The image of Fleet Street today, filled with investment bankers and lawyers, is radically to different to that of thirty years ago, when the street was bustling with British and international newspaper hacks moving in and out of their headquaters. As of Sunday, Scottish publishers D. C. Thomson's London bureau will be the only newsroom left standing in the street, laments the South Africa's The Times.

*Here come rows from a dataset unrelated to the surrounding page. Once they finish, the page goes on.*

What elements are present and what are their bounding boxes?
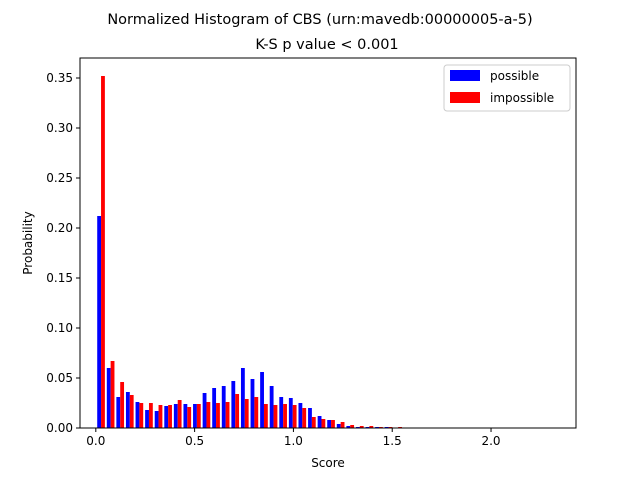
axis-ticks-layer: 0.0 0.5 1.0 1.5 2.0 0.00 0.05 0.10 0.15 0.20 0.25 0… (46, 71, 500, 448)
bar-possible-19 (279, 397, 284, 428)
bar-possible-3 (125, 392, 130, 428)
bar-impossible-23 (321, 419, 326, 428)
legend-swatch-impossible (450, 92, 480, 103)
bar-impossible-5 (148, 403, 153, 428)
y-tick-label-4: 0.20 (46, 221, 73, 235)
bar-possible-2 (116, 397, 121, 428)
bar-possible-15 (240, 368, 245, 428)
bar-impossible-28 (369, 426, 374, 428)
y-tick-label-3: 0.15 (46, 271, 73, 285)
x-tick-label-3: 1.5 (383, 434, 402, 448)
bar-impossible-8 (177, 400, 182, 428)
bar-possible-21 (298, 403, 303, 428)
bar-impossible-26 (350, 425, 355, 428)
bar-possible-20 (288, 398, 293, 428)
x-tick-label-4: 2.0 (481, 434, 500, 448)
bar-impossible-4 (139, 403, 144, 428)
bar-impossible-22 (311, 417, 316, 428)
bar-possible-10 (193, 404, 197, 428)
bar-impossible-7 (168, 405, 172, 428)
bar-impossible-27 (359, 426, 364, 428)
x-tick-label-0: 0.0 (86, 434, 105, 448)
bar-impossible-14 (235, 394, 240, 428)
bar-impossible-11 (206, 402, 211, 428)
bar-impossible-19 (283, 404, 287, 428)
bar-impossible-0 (101, 76, 105, 428)
bar-possible-11 (202, 393, 207, 428)
bar-possible-1 (106, 368, 111, 428)
bar-impossible-6 (158, 405, 163, 428)
bar-possible-26 (346, 426, 351, 428)
bar-possible-17 (260, 372, 264, 428)
bar-possible-14 (231, 381, 236, 428)
bar-possible-13 (221, 386, 226, 428)
bar-possible-4 (135, 402, 140, 428)
bar-impossible-3 (129, 395, 134, 428)
bar-possible-18 (269, 386, 274, 428)
bar-impossible-21 (302, 408, 307, 428)
legend-label-impossible: impossible (490, 91, 554, 105)
bar-impossible-15 (244, 399, 249, 428)
bar-possible-23 (317, 416, 322, 428)
chart-title: Normalized Histogram of CBS (urn:mavedb:… (107, 12, 532, 28)
bar-impossible-1 (110, 361, 115, 428)
x-tick-label-1: 0.5 (185, 434, 204, 448)
bar-impossible-25 (340, 422, 345, 428)
bar-possible-16 (250, 379, 255, 428)
bar-impossible-10 (196, 404, 201, 428)
bar-impossible-24 (331, 420, 335, 428)
bar-possible-8 (173, 404, 178, 428)
bar-possible-7 (164, 406, 169, 428)
bar-impossible-12 (216, 403, 220, 428)
y-tick-label-6: 0.30 (46, 121, 73, 135)
y-tick-label-7: 0.35 (46, 71, 73, 85)
bar-impossible-17 (263, 404, 268, 428)
x-tick-label-2: 1.0 (284, 434, 303, 448)
bar-possible-12 (212, 388, 217, 428)
y-tick-label-1: 0.05 (46, 371, 73, 385)
bar-possible-25 (336, 424, 341, 428)
bar-impossible-2 (120, 382, 125, 428)
legend-label-possible: possible (490, 69, 539, 83)
bars-layer (97, 76, 402, 428)
y-axis-label: Probability (21, 211, 35, 274)
bar-impossible-18 (273, 405, 278, 428)
bar-possible-9 (183, 404, 188, 428)
bar-possible-22 (308, 408, 312, 428)
bar-possible-24 (327, 420, 332, 428)
chart-subtitle: K-S p value < 0.001 (255, 37, 398, 53)
y-tick-label-2: 0.10 (46, 321, 73, 335)
x-axis-label: Score (311, 456, 345, 470)
y-tick-label-0: 0.00 (46, 421, 73, 435)
bar-possible-0 (97, 216, 102, 428)
bar-impossible-13 (225, 402, 230, 428)
plot-frame (79, 57, 577, 429)
bar-possible-6 (154, 411, 159, 428)
bar-impossible-9 (187, 407, 192, 428)
legend: possible impossible (443, 64, 571, 112)
bar-possible-5 (145, 410, 149, 428)
bar-impossible-16 (254, 397, 259, 428)
y-tick-label-5: 0.25 (46, 171, 73, 185)
bar-impossible-20 (292, 405, 297, 428)
legend-swatch-possible (450, 70, 480, 81)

The migration away from the historic centre is a tangible representation of the evolution of
print journalism. The transition was sparked in 1986, when media mogul Rupert Murdoch made the controversial decision to move his papers, The Times, The Sun, The Sunday Times and the News of the World to modern, purpose-built offices in Wapping, East London. This set the trend, with other publishers seeking to modernise their production and distribution methods by transferring their titles to offices further east in the city. These buildings offered lower rent and had greater capacities for further development of computer technologies.
Journalism professor and former editor of the British tabloid, The Daily Mirror, Roy Greenslade, described how "Fleet Street represents the past in every way: the way we produce newspapers and the way we produce journalism".
"Clattering typewriters, hot metal, the smell of ink, the thunder of the lorries delivering the rolls of newsprint and the more-or-less 24-hour drinking".
The term "Fleet Street" evokes the vibrancy of the British press and its international counterparts. Even though there is now no equivalent physical hub of the industry, the continued use of the term as shorthand suggests that the dynamism that it represents lives on in the city's bigger and arguably, better, newsrooms.